On the other hand, NGC 4423 also appears in a list of 227 galaxies in an article published by Abraham Mahtessian in 1998. This list includes more than 200 galaxies from the New General Catalogue and about fifteen galaxies from the Index Catalogue. Ten other galaxies from the Messier Catalogue are also found in this list: M49, M58, M60, M61, M85, M87, M88, M91, M99, and M100.

Not all the galaxies in Mahtessian's list actually constitute a single galaxy group. Rather, they are several groups of galaxies, all part of a galaxy cluster, the Virgo Cluster. To avoid confusion with the Virgo Cluster, this collection of galaxies can be called the M60 Group, as M60 is one of the brightest galaxies on the list. The Virgo Cluster is indeed much larger and is estimated to contain around 1,300 galaxies, and possibly more than 2,000, located at the core of the Virgo Supercluster, which includes the Local Group.

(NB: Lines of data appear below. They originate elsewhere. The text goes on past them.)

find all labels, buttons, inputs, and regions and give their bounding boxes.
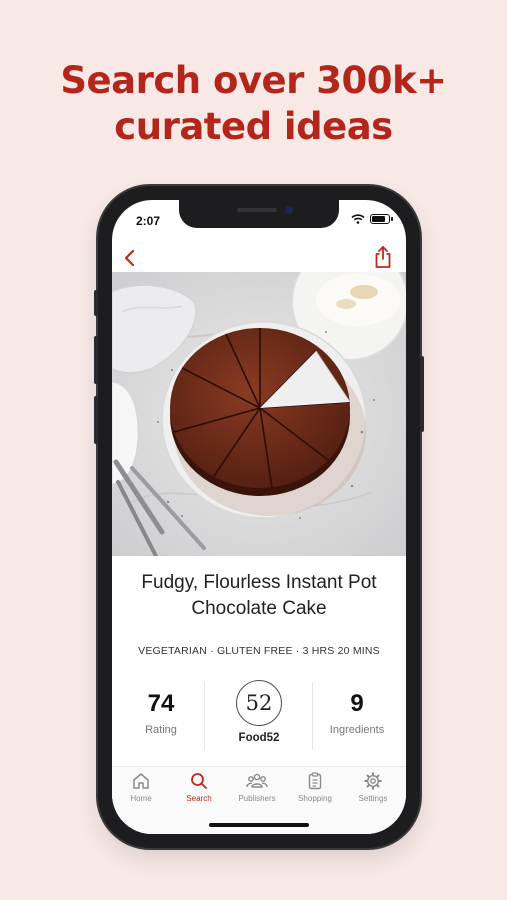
tab-home-label: Home [130, 794, 152, 803]
headline-line-2: curated ideas [114, 105, 393, 148]
notch [179, 200, 339, 228]
tab-settings[interactable]: Settings [344, 771, 402, 803]
recipe-title-line-2: Chocolate Cake [191, 598, 327, 619]
tab-settings-label: Settings [358, 794, 388, 803]
ingredients-stat[interactable]: 9 Ingredients [308, 676, 406, 736]
phone-screen: 2:07 Fudgy, Flourless Instant Pot Chocol… [112, 200, 406, 834]
recipe-tags: VEGETARIAN · GLUTEN FREE · 3 HRS 20 MINS [138, 645, 380, 657]
recipe-title-line-1: Fudgy, Flourless Instant Pot [141, 572, 377, 593]
tab-shopping-label: Shopping [298, 794, 332, 803]
publisher-logo[interactable]: 52 [236, 680, 282, 726]
tab-publishers-label: Publishers [238, 794, 276, 803]
tab-publishers[interactable]: Publishers [228, 771, 286, 803]
tab-search-label: Search [186, 794, 212, 803]
status-time: 2:07 [136, 214, 161, 228]
shopping-list-icon [308, 772, 322, 790]
volume-down-button [94, 396, 98, 444]
front-camera [285, 206, 293, 214]
search-icon [191, 773, 207, 789]
promo-headline: Search over 300k+ curated ideas [0, 58, 507, 150]
power-button [420, 356, 424, 432]
headline-line-1: Search over 300k+ [60, 59, 447, 102]
ingredients-value: 9 [350, 690, 364, 717]
recipe-stats: 74 Rating 52 Food52 9 Ingredients [112, 676, 406, 756]
publishers-icon [246, 773, 268, 788]
ingredients-label: Ingredients [329, 724, 385, 736]
share-icon[interactable] [372, 244, 394, 270]
mute-switch [94, 290, 98, 316]
battery-icon [370, 214, 393, 224]
speaker [237, 208, 277, 212]
rating-value: 74 [147, 690, 175, 717]
recipe-title: Fudgy, Flourless Instant Pot Chocolate C… [112, 570, 406, 622]
gear-icon [364, 772, 382, 790]
rating-stat: 74 Rating [112, 676, 210, 736]
tab-search[interactable]: Search [170, 771, 228, 803]
home-icon [133, 773, 149, 789]
status-icons [351, 214, 393, 224]
tab-shopping[interactable]: Shopping [286, 771, 344, 803]
rating-label: Rating [145, 724, 177, 736]
wifi-icon [351, 214, 365, 224]
home-indicator[interactable] [209, 823, 309, 827]
chevron-left-icon[interactable] [120, 246, 140, 270]
recipe-hero-image [112, 272, 406, 556]
volume-up-button [94, 336, 98, 384]
phone-frame: 2:07 Fudgy, Flourless Instant Pot Chocol… [94, 186, 424, 848]
publisher-name[interactable]: Food52 [210, 732, 308, 744]
stat-divider [204, 682, 205, 750]
publisher-stat[interactable]: 52 Food52 [210, 676, 308, 744]
tab-home[interactable]: Home [112, 771, 170, 803]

Many galaxies in Mahtessian's list are found in eleven groups described in the article by AM Garcia, namely the NGC 4123 group (7 galaxies), the NGC 4261 group (13 galaxies), the NGC 4235 group (29 galaxies), the M88 group (13 galaxies, M88 = NGC 4501), the NGC 4461 group (9 galaxies), the M61 group (32 galaxies, M61 = NGC 4303), the NGC 4442 group (13 galaxies), the M87 group (96 galaxies, M87 = NGC 4486), the M49 group (127 galaxies, M49 = NGC 4472), the NGC 4535 group (14 galaxies) and the NGC 4753 group (15 galaxies). These eleven groups are part of the Virgo Cluster and contain 396 galaxies. However, some galaxies from Mahtessian's list do not appear in any of Garcia's groups, and vice versa.